La Quadrature du Net s’inquiète de la censure par le Studio national d’arts contemporains Le Fresnoy, à Tourcoing, de l’artiste Paolo Cirio, suite à une intervention du ministre de l’intérieur Gérald Darmanin, et de syndicats de policiers, qui demandait dans un tweet la déprogrammation de son exposition « Capture », au motif que celle-ci serait une « mise au pilori » des policiers. En France, l’expression est libre, et le fait que l’art questionne de manière tout à fait légale l’arrivée de la reconnaissance faciale dans la société européenne ne devrait en aucun cas devenir une raison de censurer une telle exposition.

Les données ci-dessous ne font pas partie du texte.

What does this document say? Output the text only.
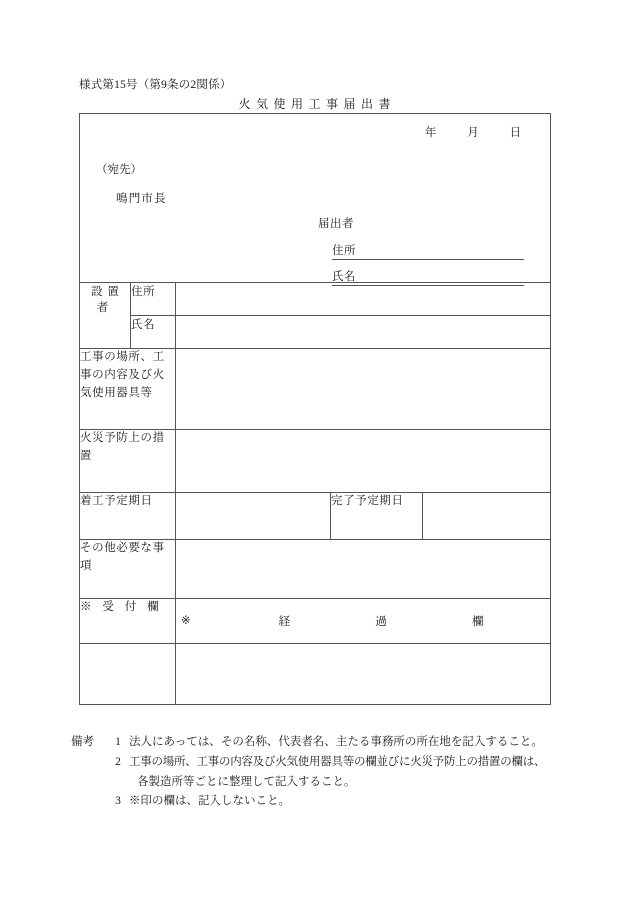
様式第15号（第9条の2関係）
火気使用工事届出書
年	月	日
（宛先）
鳴門市長
届出者
住所
氏名

設置者	住所			
	氏名			
工事の場所、工事の内容及び火気使用器具等				
火災予防上の措置				
着工予定期日			完了予定期日	
その他必要な事項				
※ 受 付 欄		※ 経 過 欄		

備考	1 法人にあっては、その名称、代表者名、主たる事務所の所在地を記入すること。
2 工事の場所、工事の内容及び火気使用器具等の欄並びに火災予防上の措置の欄は、
各製造所等ごとに整理して記入すること。
3 ※印の欄は、記入しないこと。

Le 1er octobre, Paolo Cirio, artiste contemporain, lançait un site web, capture-police.com pour annoncer une une exposition au Fresnoy à partir du 15 octobre, portant sur l’importance du débat européen sur la reconnaissance faciale. « L’exposition Capture est constituée de visages d’officiers de police français. L’artiste a collecté 1000 images publiques de policiers prises durant des manifestations en France. Capture commente l’usage et le mésusage potentiel de technologies d’intelligence artificielle et de reconnaissance faciale en questionnant les jeux d’asymétrie du pouvoir. Le manque de règles de respect de la vie privée de ce type de technologie finit par se retourner contre les mêmes autorités qui invitaient à son utilisation » L’exposition ainsi que le site web sont donc tout à fait licites de notre point de vue, la zone de saisie d’un nom sous chacun image de policier étant en réalité inactive, et ne collectant donc aucune données. L’exposition pose pourtant de manière originale et forte la question de l’arrivée de technologies de reconnaissance faciale dans la société.

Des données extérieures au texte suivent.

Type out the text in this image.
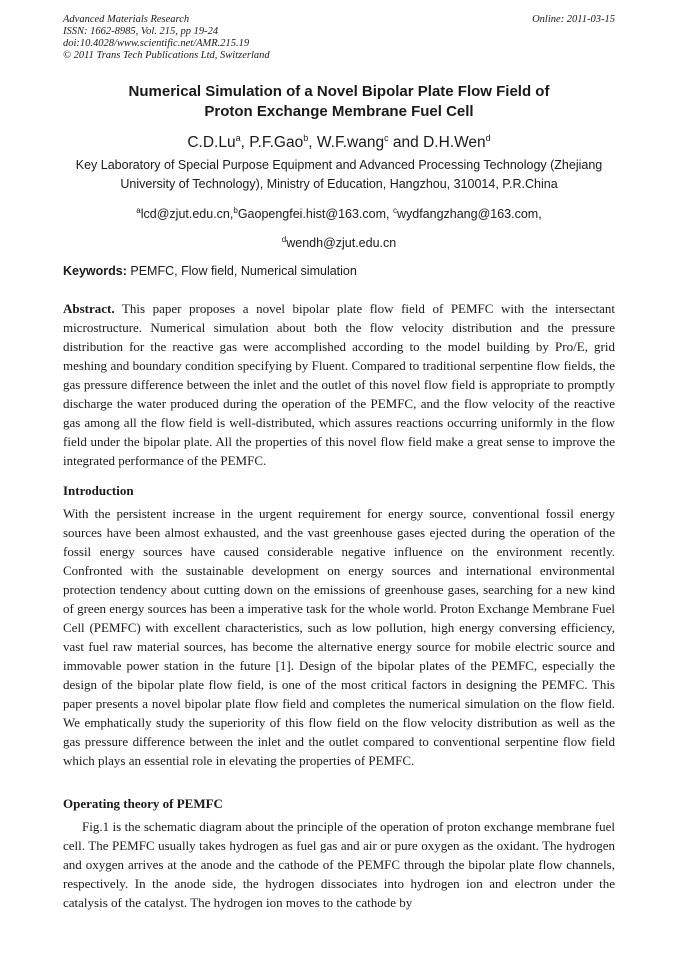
Advanced Materials Research
ISSN: 1662-8985, Vol. 215, pp 19-24
doi:10.4028/www.scientific.net/AMR.215.19
© 2011 Trans Tech Publications Ltd, Switzerland
Online: 2011-03-15
Numerical Simulation of a Novel Bipolar Plate Flow Field of
Proton Exchange Membrane Fuel Cell
C.D.Lu$^a$, P.F.Gao$^b$, W.F.wang$^c$ and D.H.Wen$^d$
Key Laboratory of Special Purpose Equipment and Advanced Processing Technology (Zhejiang
University of Technology), Ministry of Education, Hangzhou, 310014, P.R.China
$^a$lcd@zjut.edu.cn,$^b$Gaopengfei.hist@163.com, $^c$wydfangzhang@163.com,
$^d$wendh@zjut.edu.cn
Keywords: PEMFC, Flow field, Numerical simulation
Abstract. This paper proposes a novel bipolar plate flow field of PEMFC with the intersectant microstructure. Numerical simulation about both the flow velocity distribution and the pressure distribution for the reactive gas were accomplished according to the model building by Pro/E, grid meshing and boundary condition specifying by Fluent. Compared to traditional serpentine flow fields, the gas pressure difference between the inlet and the outlet of this novel flow field is appropriate to promptly discharge the water produced during the operation of the PEMFC, and the flow velocity of the reactive gas among all the flow field is well-distributed, which assures reactions occurring uniformly in the flow field under the bipolar plate. All the properties of this novel flow field make a great sense to improve the integrated performance of the PEMFC.
Introduction
With the persistent increase in the urgent requirement for energy source, conventional fossil energy sources have been almost exhausted, and the vast greenhouse gases ejected during the operation of the fossil energy sources have caused considerable negative influence on the environment recently. Confronted with the sustainable development on energy sources and international environmental protection tendency about cutting down on the emissions of greenhouse gases, searching for a new kind of green energy sources has been a imperative task for the whole world. Proton Exchange Membrane Fuel Cell (PEMFC) with excellent characteristics, such as low pollution, high energy conversing efficiency, vast fuel raw material sources, has become the alternative energy source for mobile electric source and immovable power station in the future [1]. Design of the bipolar plates of the PEMFC, especially the design of the bipolar plate flow field, is one of the most critical factors in designing the PEMFC. This paper presents a novel bipolar plate flow field and completes the numerical simulation on the flow field. We emphatically study the superiority of this flow field on the flow velocity distribution as well as the gas pressure difference between the inlet and the outlet compared to conventional serpentine flow field which plays an essential role in elevating the properties of PEMFC.
Operating theory of PEMFC
Fig.1 is the schematic diagram about the principle of the operation of proton exchange membrane fuel cell. The PEMFC usually takes hydrogen as fuel gas and air or pure oxygen as the oxidant. The hydrogen and oxygen arrives at the anode and the cathode of the PEMFC through the bipolar plate flow channels, respectively. In the anode side, the hydrogen dissociates into hydrogen ion and electron under the catalysis of the catalyst. The hydrogen ion moves to the cathode by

Le même jour, le ministre de l’intérieur s’offusquait publiquement et menaçait l’artiste de poursuites. Le lendemain, le syndicat de police Synergie publiait une lettre du studio d’arts contemporain Le Fresnoy annonçant l’annulation de l’exposition, annulation dont l’artiste n’était à cette heure pas encore prévenu ! La pression à la fois du ministre de l’intérieur et d’un syndicat de police sur une exposition d’art contemporain démontre l’asymétrie des pouvoirs que l’exposition comptait précisément mettre en lumière : le gouvernement ne défend la vie privée que de la police, tandis que cette même police a déjà enregistré la photo de 8 millions de personnes dans le fichier de traitement des antécédents judiciaires (voir notre analyse) et se permet d’analyser illégalement ces images par reconnaissance faciale (nous avons contesté ce pouvoir en justice).

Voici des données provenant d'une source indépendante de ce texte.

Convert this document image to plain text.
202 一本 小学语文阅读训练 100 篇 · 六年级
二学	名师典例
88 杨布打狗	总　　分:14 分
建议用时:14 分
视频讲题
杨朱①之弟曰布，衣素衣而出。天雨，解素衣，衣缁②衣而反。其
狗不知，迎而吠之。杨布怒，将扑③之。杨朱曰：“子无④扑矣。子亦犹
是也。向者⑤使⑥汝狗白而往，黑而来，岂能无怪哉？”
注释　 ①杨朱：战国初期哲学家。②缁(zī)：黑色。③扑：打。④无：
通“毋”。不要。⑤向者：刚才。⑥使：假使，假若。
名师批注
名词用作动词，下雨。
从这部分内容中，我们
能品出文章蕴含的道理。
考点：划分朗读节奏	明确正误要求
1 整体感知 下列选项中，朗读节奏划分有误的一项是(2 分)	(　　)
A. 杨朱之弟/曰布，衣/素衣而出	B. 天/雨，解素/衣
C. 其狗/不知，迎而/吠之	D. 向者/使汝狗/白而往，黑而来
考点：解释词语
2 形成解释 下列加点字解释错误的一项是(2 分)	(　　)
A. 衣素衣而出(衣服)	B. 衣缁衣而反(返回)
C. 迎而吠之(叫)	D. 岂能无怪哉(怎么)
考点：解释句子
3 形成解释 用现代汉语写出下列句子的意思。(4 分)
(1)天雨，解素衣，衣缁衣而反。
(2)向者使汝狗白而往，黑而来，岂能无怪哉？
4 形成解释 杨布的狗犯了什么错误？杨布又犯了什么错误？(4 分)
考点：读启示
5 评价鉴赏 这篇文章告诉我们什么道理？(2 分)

« Nous demandons depuis longtemps l’interdiction des technologies de reconnaissance faciale dans l’espace public tant au niveau du droit français que du droit européen. Gérald Darmanin montre à nouveau ses ambitions autoritaires et son mépris des principes démocratiques, faisant pression sur un artiste, qui ne souhaitait qu’apporter dans l’espace public un débat légitime : faut-il autoriser des technologies liberticides dans l’espace public ? » réagit Benjamin Sonntag, membre de la Quadrature du Net.